Sunday, 9 November 2025

The claim to the title "Christian"

I am prompted to reflect on the claim to the use of the title "Christian" by some recent events. On two occasions recently, the Christian symbol of the Cross has been displayed at political demonstrations in London, thereby appropriating to the intentions of those demonstrations the title "Christian". In the United States, the Turning Point movement, essentially political in character, has used the Christian faith of its founder to appropriate a Christian character to the movement. There is also the claim to identify Britain as a Christian country, expressed eloquently by Danny Kruger speaking in the House of Commons:

When I speak of the Church of England today, I am not speaking about the internal politics of the Anglican sect; I speak of the common creed of our country, the official religion of the English and the British nation, and the institution—older than the monarchy, and much older than Parliament—which made this country.

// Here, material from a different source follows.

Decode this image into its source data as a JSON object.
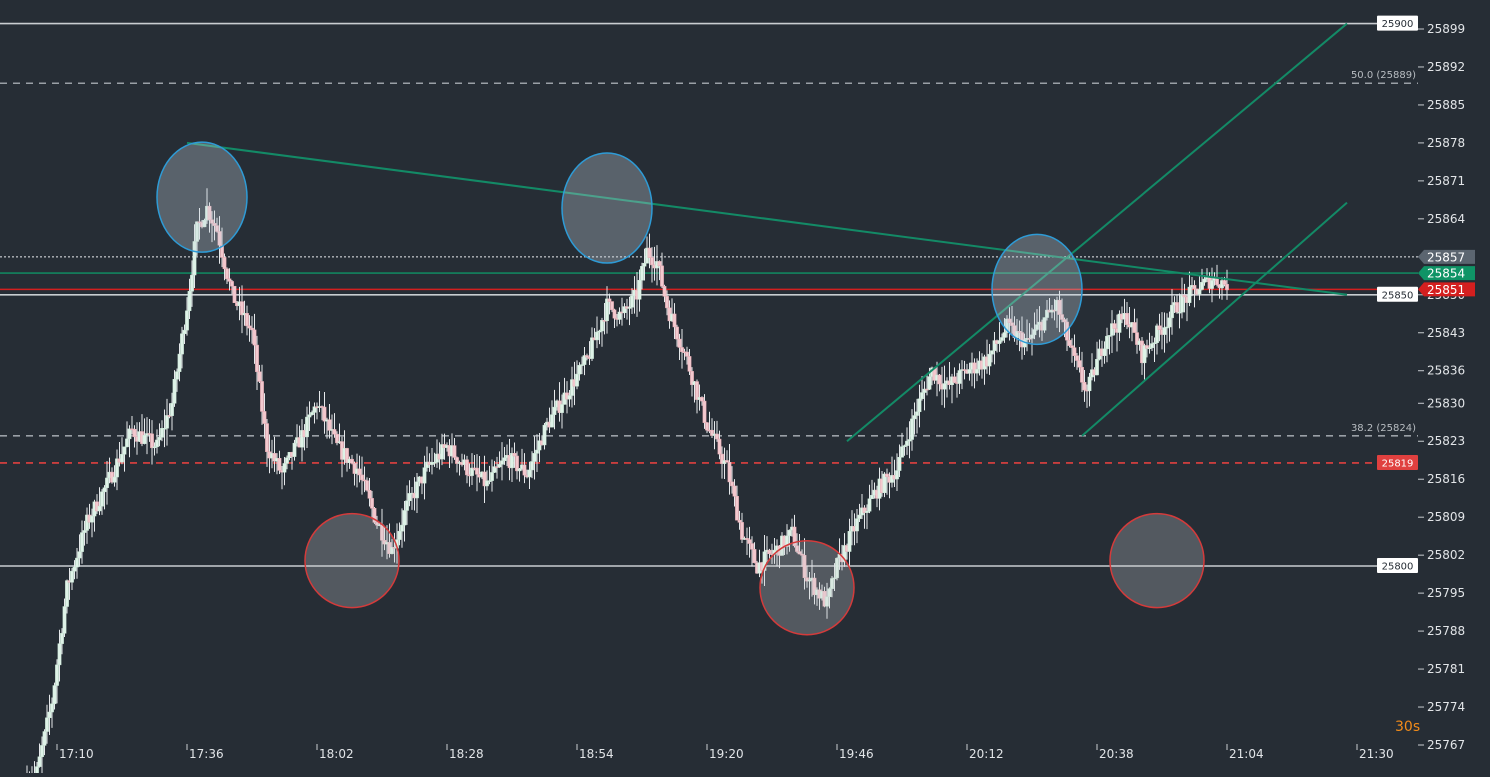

I have three observations:

1. Beware of a use of the term "Christian" in way that leaves an exact meaning unexpressed. In this usage it might refer to anything from structured Christian bodies, such as the Episcopalian Church in the United States or the Church of England in Britain, to completely independent congregations via networks of Evangelical (mega-) churches. In this usage, exactly who or what is the "Christian" that is referenced? If we are not careful, the use of the term has such wide range of possible references that it becomes empty of substantial meaning.

2. Beware of a politics that is, first of all and in principle, a politics but which then wishes to add to itself the descriptor "Christian". This remains first and foremost a politics and, even if its advocates might profess a Christian faith (but see point 1 above), that does not allow the political stance in itself to be called "Christian". As might be said on the London Underground, we need to "mind the gap" and not permit the "Christian" claim of such a politics to establish for it an unwarranted credibility.

3. There are politicians who profess a Christian faith and, on the basis of that faith, advocate for certain positions in their public life. This, however, is a somewhat inverse of the position described at point 2 above. See the words of Pope Benedict below.

But rather than trying to create a politics that wishes to claim a title of "Christian", Pope Benedict XVI and, more recently, Pope Leo XIV have advocated for a "healthy secularity" in the world of culture and politics.

Pope Benedict XVI, speaking in Westminster Hall during his visit to the United Kingdom in 2010:

The central question at issue, then, is this: where is the ethical foundation for political choices to be found? The Catholic tradition maintains that the objective norms governing right action are accessible to reason, prescinding from the content of revelation. According to this understanding, the role of religion in political debate is not so much to supply these norms, as if they could not be known by non-believers – still less to propose concrete political solutions, which would lie altogether outside the competence of religion – but rather to help purify and shed light upon the application of reason to the discovery of objective moral principles. This “corrective” role of religion vis-à-vis reason is not always welcomed, though, partly because distorted forms of religion, such as sectarianism and fundamentalism, can be seen to create serious social problems themselves. And in their turn, these distortions of religion arise when insufficient attention is given to the purifying and structuring role of reason within religion. It is a two-way process. Without the corrective supplied by religion, though, reason too can fall prey to distortions, as when it is manipulated by ideology, or applied in a partial way that fails to take full account of the dignity of the human person. Such misuse of reason, after all, was what gave rise to the slave trade in the first place and to many other social evils, not least the totalitarian ideologies of the twentieth century. This is why I would suggest that the world of reason and the world of faith – the world of secular rationality and the world of religious belief – need one another and should not be afraid to enter into a profound and ongoing dialogue, for the good of our civilization.

 Pope Leo XIV speaking to a working group on inter-religious and inter-cultural dialogue:

European institutions need people who know how to live a healthy secularism, that is, a style of thinking and acting that affirms the value of religion while preserving the distinction — not separation or confusion — from the political sphere.  In particular, it is worth noting the examples of Robert Schuman, Konrad Adenauer and Alcide De Gasperi.